Alla fine, però, Douglas si arrende e decide che anche per lui è arrivato il momento dell’eterno riposo. Perciò chiama a raccolta i suoi fedelissimi cani che lo aiutano ad evadere di prigione e compie quei pochi passi che lo porteranno ad esalare l’ultimo respiro. Il film si conclude con un’immagine cristologica degna dei migliori manuali di storia dell’arte: Douglas percorre il tragitto dalla stazione di polizia alla astante chiesa in silenzio circondato da coloro che non lo hanno mai abbandonato, i suoi cani, appena arrivato al cospetto della casa del Signore si stende atterra ricalcando l’ombra del crocifisso che svetta sul campanile della chiesa e si lascia andare, finalmente pronto ad abbracciare una pace che non ha mai conosciuto.
Quello che mi sento di consigliare è di andare a vedere Dogman senza però farsi troppe aspettative, cercando di arrivare in sala privi di pregiudizi non aspettandosi la pellicola più bella dell’anno.
Alle note negative si aggiungono un montaggio ed una fotografia per nulla memorabili.
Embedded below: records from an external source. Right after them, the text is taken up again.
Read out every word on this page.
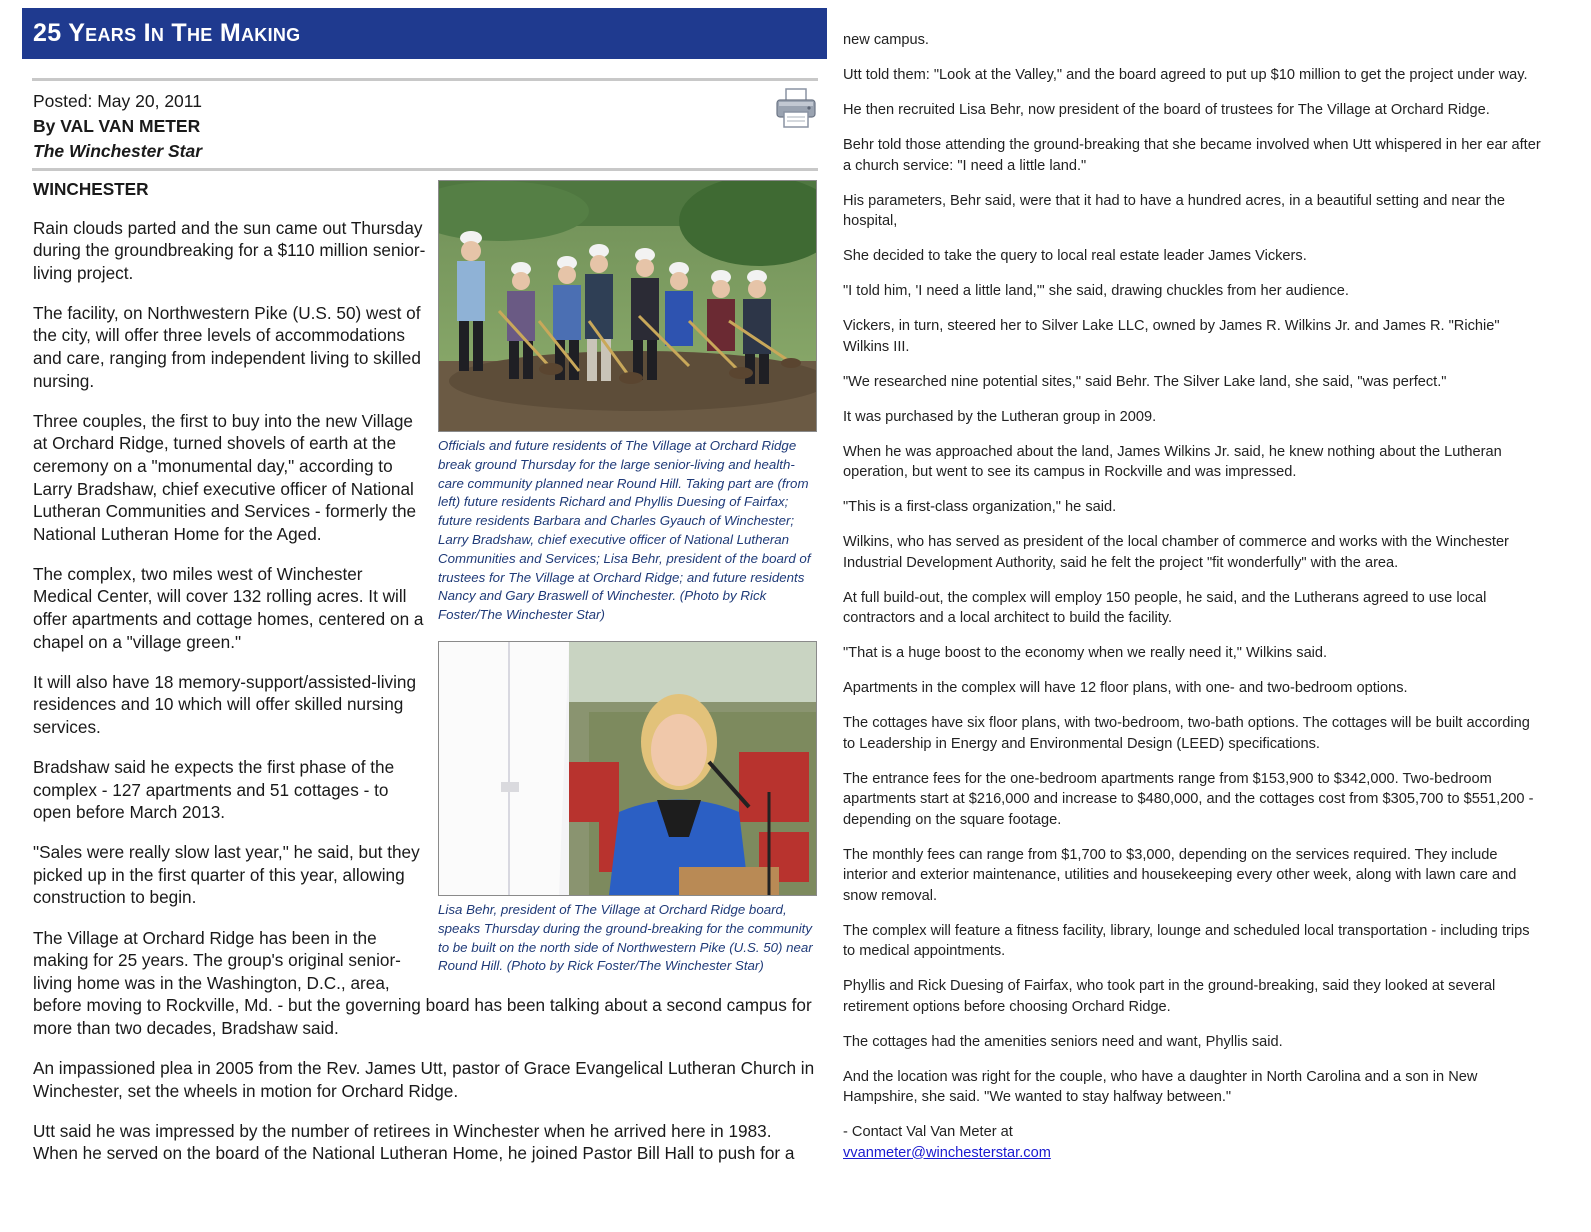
25 Years In The Making
Posted: May 20, 2011
By VAL VAN METER
The Winchester Star
Officials and future residents of The Village at Orchard Ridge break ground Thursday for the large senior-living and health-care community planned near Round Hill. Taking part are (from left) future residents Richard and Phyllis Duesing of Fairfax; future residents Barbara and Charles Gyauch of Winchester; Larry Bradshaw, chief executive officer of National Lutheran Communities and Services; Lisa Behr, president of the board of trustees for The Village at Orchard Ridge; and future residents Nancy and Gary Braswell of Winchester. (Photo by Rick Foster/The Winchester Star)
Lisa Behr, president of The Village at Orchard Ridge board, speaks Thursday during the ground-breaking for the community to be built on the north side of Northwestern Pike (U.S. 50) near Round Hill. (Photo by Rick Foster/The Winchester Star)
WINCHESTER

Rain clouds parted and the sun came out Thursday during the groundbreaking for a $110 million senior-living project.

The facility, on Northwestern Pike (U.S. 50) west of the city, will offer three levels of accommodations and care, ranging from independent living to skilled nursing.

Three couples, the first to buy into the new Village at Orchard Ridge, turned shovels of earth at the ceremony on a "monumental day," according to Larry Bradshaw, chief executive officer of National Lutheran Communities and Services - formerly the National Lutheran Home for the Aged.

The complex, two miles west of Winchester Medical Center, will cover 132 rolling acres. It will offer apartments and cottage homes, centered on a chapel on a "village green."

It will also have 18 memory-support/assisted-living residences and 10 which will offer skilled nursing services.

Bradshaw said he expects the first phase of the complex - 127 apartments and 51 cottages - to open before March 2013.

"Sales were really slow last year," he said, but they picked up in the first quarter of this year, allowing construction to begin.

The Village at Orchard Ridge has been in the making for 25 years. The group's original senior-living home was in the Washington, D.C., area, before moving to Rockville, Md. - but the governing board has been talking about a second campus for more than two decades, Bradshaw said.

An impassioned plea in 2005 from the Rev. James Utt, pastor of Grace Evangelical Lutheran Church in Winchester, set the wheels in motion for Orchard Ridge.

Utt said he was impressed by the number of retirees in Winchester when he arrived here in 1983. When he served on the board of the National Lutheran Home, he joined Pastor Bill Hall to push for a

new campus.

Utt told them: "Look at the Valley," and the board agreed to put up $10 million to get the project under way.

He then recruited Lisa Behr, now president of the board of trustees for The Village at Orchard Ridge.

Behr told those attending the ground-breaking that she became involved when Utt whispered in her ear after a church service: "I need a little land."

His parameters, Behr said, were that it had to have a hundred acres, in a beautiful setting and near the hospital,

She decided to take the query to local real estate leader James Vickers.

"I told him, 'I need a little land,'" she said, drawing chuckles from her audience.

Vickers, in turn, steered her to Silver Lake LLC, owned by James R. Wilkins Jr. and James R. "Richie" Wilkins III.

"We researched nine potential sites," said Behr. The Silver Lake land, she said, "was perfect."

It was purchased by the Lutheran group in 2009.

When he was approached about the land, James Wilkins Jr. said, he knew nothing about the Lutheran operation, but went to see its campus in Rockville and was impressed.

"This is a first-class organization," he said.

Wilkins, who has served as president of the local chamber of commerce and works with the Winchester Industrial Development Authority, said he felt the project "fit wonderfully" with the area.

At full build-out, the complex will employ 150 people, he said, and the Lutherans agreed to use local contractors and a local architect to build the facility.

"That is a huge boost to the economy when we really need it," Wilkins said.

Apartments in the complex will have 12 floor plans, with one- and two-bedroom options.

The cottages have six floor plans, with two-bedroom, two-bath options. The cottages will be built according to Leadership in Energy and Environmental Design (LEED) specifications.

The entrance fees for the one-bedroom apartments range from $153,900 to $342,000. Two-bedroom apartments start at $216,000 and increase to $480,000, and the cottages cost from $305,700 to $551,200 - depending on the square footage.

The monthly fees can range from $1,700 to $3,000, depending on the services required. They include interior and exterior maintenance, utilities and housekeeping every other week, along with lawn care and snow removal.

The complex will feature a fitness facility, library, lounge and scheduled local transportation - including trips to medical appointments.

Phyllis and Rick Duesing of Fairfax, who took part in the ground-breaking, said they looked at several retirement options before choosing Orchard Ridge.

The cottages had the amenities seniors need and want, Phyllis said.

And the location was right for the couple, who have a daughter in North Carolina and a son in New Hampshire, she said. "We wanted to stay halfway between."

- Contact Val Van Meter at
vvanmeter@winchesterstar.com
Tuttavia, la performance di Caleb Landry Jones vale la visione di un film complessivamente sufficiente. Spero che la sua performance non passi inosservata e che magari la stagione dei premi possa dargli qualche soddisfazione, portandolo ad essere presente in molti altri film che valorizzino al massimo il suo enorme talento.